А еще через месяц и десять дней в Германии разразилась революция. Это было то, чему Ленин посвятил все свое время, чего он ждал, над чем он работал больше всего. Ленинская «Правда» ликовала заголовком на всю ширину лицевой страницы: «Мировая революция началась!»
Вся ситуация казалось изменилась как по мановению волшебной палочки. Перед осажденными со всех сторон и сражавшимися за свою жизнь русскими большевиками вдруг развернулась совершенно новая перспектива: превращение неестественного союза с германским кайзеровским рейхом в естественный союз с немецкой социалистической республикой.

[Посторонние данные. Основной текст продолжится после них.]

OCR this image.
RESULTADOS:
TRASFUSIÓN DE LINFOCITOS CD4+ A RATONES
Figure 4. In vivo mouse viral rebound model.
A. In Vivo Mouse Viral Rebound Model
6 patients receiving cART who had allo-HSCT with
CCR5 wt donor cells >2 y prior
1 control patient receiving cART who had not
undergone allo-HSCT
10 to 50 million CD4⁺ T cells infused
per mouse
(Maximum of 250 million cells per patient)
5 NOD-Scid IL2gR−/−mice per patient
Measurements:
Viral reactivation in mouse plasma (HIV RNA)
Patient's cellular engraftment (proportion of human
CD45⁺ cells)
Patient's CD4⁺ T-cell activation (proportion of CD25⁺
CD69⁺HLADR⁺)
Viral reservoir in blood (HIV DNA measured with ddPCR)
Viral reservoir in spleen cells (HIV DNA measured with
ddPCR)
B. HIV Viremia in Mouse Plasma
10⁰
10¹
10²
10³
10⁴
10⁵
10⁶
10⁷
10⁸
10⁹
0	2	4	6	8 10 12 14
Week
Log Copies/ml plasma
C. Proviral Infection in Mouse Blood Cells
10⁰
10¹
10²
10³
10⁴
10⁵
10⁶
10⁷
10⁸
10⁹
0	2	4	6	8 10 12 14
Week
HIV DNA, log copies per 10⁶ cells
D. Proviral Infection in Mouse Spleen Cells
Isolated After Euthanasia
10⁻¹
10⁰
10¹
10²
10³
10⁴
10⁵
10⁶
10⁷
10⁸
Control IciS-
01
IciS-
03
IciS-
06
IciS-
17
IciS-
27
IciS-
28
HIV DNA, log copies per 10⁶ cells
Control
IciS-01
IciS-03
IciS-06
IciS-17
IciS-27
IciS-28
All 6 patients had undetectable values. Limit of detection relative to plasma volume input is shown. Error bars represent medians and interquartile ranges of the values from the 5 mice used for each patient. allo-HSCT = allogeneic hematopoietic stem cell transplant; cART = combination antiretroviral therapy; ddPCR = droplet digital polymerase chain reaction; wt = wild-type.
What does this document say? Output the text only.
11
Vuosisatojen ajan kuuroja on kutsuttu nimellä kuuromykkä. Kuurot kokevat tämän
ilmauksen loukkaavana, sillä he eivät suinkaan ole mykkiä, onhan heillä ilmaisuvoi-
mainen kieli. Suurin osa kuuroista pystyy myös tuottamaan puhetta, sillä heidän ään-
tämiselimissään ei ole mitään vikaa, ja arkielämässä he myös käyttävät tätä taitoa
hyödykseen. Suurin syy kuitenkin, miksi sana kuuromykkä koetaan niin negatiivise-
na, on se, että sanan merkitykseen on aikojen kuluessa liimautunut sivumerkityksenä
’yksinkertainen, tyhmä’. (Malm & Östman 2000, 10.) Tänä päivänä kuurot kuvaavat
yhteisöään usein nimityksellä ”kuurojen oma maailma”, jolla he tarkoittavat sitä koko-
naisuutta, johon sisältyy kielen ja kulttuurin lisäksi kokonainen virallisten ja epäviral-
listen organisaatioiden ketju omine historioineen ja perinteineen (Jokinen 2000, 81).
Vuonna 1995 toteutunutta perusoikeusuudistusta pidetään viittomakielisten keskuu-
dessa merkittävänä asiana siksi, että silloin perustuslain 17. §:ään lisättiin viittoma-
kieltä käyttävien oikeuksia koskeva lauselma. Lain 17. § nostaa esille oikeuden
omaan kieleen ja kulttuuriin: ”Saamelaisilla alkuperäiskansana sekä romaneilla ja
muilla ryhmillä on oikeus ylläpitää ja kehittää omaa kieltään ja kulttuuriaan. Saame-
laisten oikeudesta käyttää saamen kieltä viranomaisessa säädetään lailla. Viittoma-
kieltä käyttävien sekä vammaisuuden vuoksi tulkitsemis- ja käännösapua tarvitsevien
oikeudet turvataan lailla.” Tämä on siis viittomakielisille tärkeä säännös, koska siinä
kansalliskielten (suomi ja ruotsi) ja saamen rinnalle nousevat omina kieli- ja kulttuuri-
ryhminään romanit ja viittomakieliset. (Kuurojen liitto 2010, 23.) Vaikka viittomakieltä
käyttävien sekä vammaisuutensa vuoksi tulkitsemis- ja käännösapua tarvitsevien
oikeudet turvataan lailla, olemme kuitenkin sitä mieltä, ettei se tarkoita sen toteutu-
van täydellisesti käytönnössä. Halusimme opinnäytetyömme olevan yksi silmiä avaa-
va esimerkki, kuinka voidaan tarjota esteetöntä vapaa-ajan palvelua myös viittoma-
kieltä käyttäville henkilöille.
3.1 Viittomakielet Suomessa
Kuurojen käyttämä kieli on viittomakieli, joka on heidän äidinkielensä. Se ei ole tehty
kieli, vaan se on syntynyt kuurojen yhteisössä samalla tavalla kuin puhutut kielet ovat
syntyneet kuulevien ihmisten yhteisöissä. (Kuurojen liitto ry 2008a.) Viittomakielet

Фатальная близость между Германией и Россией казалось станет настоящей близостью: посредством немецкой революции, как виделось из Москвы, в одно мгновение все проблемы между Германией и Россией будут гармонично улажены. В действительности это было только началом еще более глубоких, еще более болезненных немецко-русских недоразумений и осложнений.
4. Россия и германская революция
Союз германского кайзеровского рейха с русской революцией был неискренним и неестественным, но в высшей степени действенным. Союз большевистской России с немецкой революцией был совершенно искренним, это было наиболее естественное дело в мире; но он оказался совершенно недейственным.
В 1917 году Германия содействовала русской революции, чтобы нанести России некий вред, и спровоцированная таким образом русская революция победила. В 1918 году — и многие годы после этого — Россия содействовала германской революции, чтобы сделать Германии (и разумеется себе тоже) нечто хорошее. Но немецкая революция не удалась.
Можно сказать, что Ленин с самого начала сквозь русскую революцию все время предвидел немецкую. Чуть ли не самые первые слова, которые он произнес при своем прибытии на Финский вокзал в Петрограде 16-го апреля 1917 года, касались Германии: «Я приветствую вас как авангард мировой революции… В Германии все кипит… Уже недалек тот час, когда по призыву нашего товарища Карла Либкнехта народы обратят свое оружие против своих капиталистических эксплуататоров…» По призыву Либкнехта, вовсе не по его, Ленина, призыву! Столь скромно тогда еще думал Ленин.
Не напрасно умный граф Брокдорф-Рантцау в меморандуме, в котором он набросал план революционизирования России, говорил о «возможном обратном влиянии на наши внутриполитические отношения». Для любого немецкого политика, который ознакомился с миром мыслей русского большевизма, это были неизбежные риски. Брокдорф-Рантцау знал, а его суфлер Хельфанд знал еще лучше, как выглядело дело с точки зрения Ленина: в глазах Ленина русская революция, на поддержку которой легкомысленно пошло кайзеровское немецкое правительство, была лишь пусковым устройством, которое заведет большой мотор германской революции. Лишь из Германии может и должна тогда прийти в движение настоящая мировая революция. Германии отводилась ведущая роль в мировой революции; России же лишь «первичное зажигание».